Sunday, 24 de November de 2024 ISSN 1519-7670 - Ano 24 - nº 1315

Ano novo com cara de velho – mais perguntas (II)

Veículos de comunicação não se obrigam a acompanhar o calendário, ao contrário: quanto mais estáveis, mais conforto e segurança oferecem aos leitores. Mas na virada do ano convém verificar as mazelas rotineiras antes que se convertam em doenças incuráveis, terminais. A arrogância dos que se consideram infalíveis costuma ser castigada de forma sutil: morrem sem saber por quê.


A grande imprensa poderia produzir uma matéria como a da Piauí sobre José Dirceu?


Em teoria, sim. E evidentemente teria uma repercussão multiplicada por cem. Os jornalões e revistões semanais dispõem de espaço, recursos e talentos. Não têm vontade.
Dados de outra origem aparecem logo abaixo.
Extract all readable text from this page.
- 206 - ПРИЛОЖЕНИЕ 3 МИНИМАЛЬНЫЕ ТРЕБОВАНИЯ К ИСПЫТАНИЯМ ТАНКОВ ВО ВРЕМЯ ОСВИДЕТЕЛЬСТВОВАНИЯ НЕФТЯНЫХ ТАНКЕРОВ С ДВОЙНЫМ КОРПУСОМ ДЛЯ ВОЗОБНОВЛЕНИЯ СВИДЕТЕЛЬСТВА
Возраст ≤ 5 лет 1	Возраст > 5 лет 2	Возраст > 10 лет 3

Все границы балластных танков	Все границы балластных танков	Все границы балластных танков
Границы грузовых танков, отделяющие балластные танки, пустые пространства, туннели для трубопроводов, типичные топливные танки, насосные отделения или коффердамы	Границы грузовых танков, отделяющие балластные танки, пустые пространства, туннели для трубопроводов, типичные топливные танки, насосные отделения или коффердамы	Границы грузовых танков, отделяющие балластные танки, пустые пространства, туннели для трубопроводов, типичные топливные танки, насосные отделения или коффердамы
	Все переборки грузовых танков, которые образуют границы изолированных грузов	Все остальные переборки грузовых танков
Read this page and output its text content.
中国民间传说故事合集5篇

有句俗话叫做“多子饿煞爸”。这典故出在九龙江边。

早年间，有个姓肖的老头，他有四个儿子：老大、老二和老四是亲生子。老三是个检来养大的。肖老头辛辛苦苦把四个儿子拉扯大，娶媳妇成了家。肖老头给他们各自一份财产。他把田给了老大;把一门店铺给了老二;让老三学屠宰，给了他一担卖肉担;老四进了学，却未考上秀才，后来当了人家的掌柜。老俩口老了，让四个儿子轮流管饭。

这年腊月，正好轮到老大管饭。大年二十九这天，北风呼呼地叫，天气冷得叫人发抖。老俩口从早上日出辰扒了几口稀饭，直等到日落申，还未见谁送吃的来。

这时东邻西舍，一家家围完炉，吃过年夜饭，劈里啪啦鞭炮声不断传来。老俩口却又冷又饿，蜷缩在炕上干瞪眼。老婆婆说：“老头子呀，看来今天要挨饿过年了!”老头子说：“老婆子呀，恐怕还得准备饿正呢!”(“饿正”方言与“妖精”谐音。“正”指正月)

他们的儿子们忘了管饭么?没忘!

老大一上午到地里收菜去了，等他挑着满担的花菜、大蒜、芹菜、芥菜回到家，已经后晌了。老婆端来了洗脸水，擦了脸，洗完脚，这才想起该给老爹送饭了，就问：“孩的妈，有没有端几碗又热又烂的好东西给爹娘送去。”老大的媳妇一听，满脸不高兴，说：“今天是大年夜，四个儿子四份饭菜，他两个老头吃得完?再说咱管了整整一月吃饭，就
Não se trata desta coisa abstrata chamada pelos colunistas de ‘vontade política’. Nossa grande imprensa simplesmente fez a opção pelo picadinho e pelo feijão-com-arroz, não tem vontade de investir num prato especial porque este criaria um contraste fatal para o cardápio costumeiro. O jornalismo de qualidade uma vez adotado não tem volta, é irreversível.


Uma matéria semanal com este padrão de informação e elaboração destacaria imediatamente a mediocridade, a ligeireza e a falta de esmero do chamado ‘entorno’, o restante. O padrão adotado na grande imprensa (inclusive regional) é o do ‘embrulha-e-manda’, religiosamente adotado na construção das manchetes, na edição das primeiras páginas, nas colunas assinadas (com raríssimas exceções).


Comportamento generalizado


A cultura do refazer, repensar e reescrever foi há muito expulsa das nossas redações, já não cabe. Não por falta de tempo – há tempo de sobra graças às novas tecnologias –, mas porque foi substituída por um afrouxamento geral nos níveis de exigência.


Há pouco mais de uma década, quem estabelecia o padrão de qualidade e dizia ‘esta edição está supimpa’ (ou o contrário) era um jornalista. Hoje, quem estabelece os paradigmas de qualidade é o pessoal da área comercial que contabiliza o número de e-mails recebidos ou os dados da sondagem telefônica realizada pelo telemarketing.


Mais fácil apelar para a hidrofobia e para a indignação fácil (caso da ‘polêmica’ do Rolex de Luciano Huck), para a baixaria (caso da ex-gestante Monica Veloso servindo de enfeite para um levantamento político do ano) ou para a frivolidade: uma colunista mundana escrevendo sobre política dá mais retorno do que se escrevesse sobre vinhos ou sobre novas plásticas no bumbum.


‘Retorno’ é a palavra-chave, ‘jornalismo de resultados’ é a varinha mágica, verdadeiro viagra capaz de excitar empresários, executivos, assessores de imprensa. E consultores.


Mas os acionistas da Piauí não parecem dispostos a jogar dinheiro pela janela, também querem cobrir o investimento, obter lucro, crescer, desdobrar. A diferença é que ‘compram’ uma matéria jornalística como antigamente se comprava uma roupa: examinando o tecido, a bainha, o forro, o alinhavo, o acabamento. A partir do momento que alguém no comando de uma Redação resigna-se à descartabilidade do que faz, inicia-se o irreversível processo de degradação e descaso.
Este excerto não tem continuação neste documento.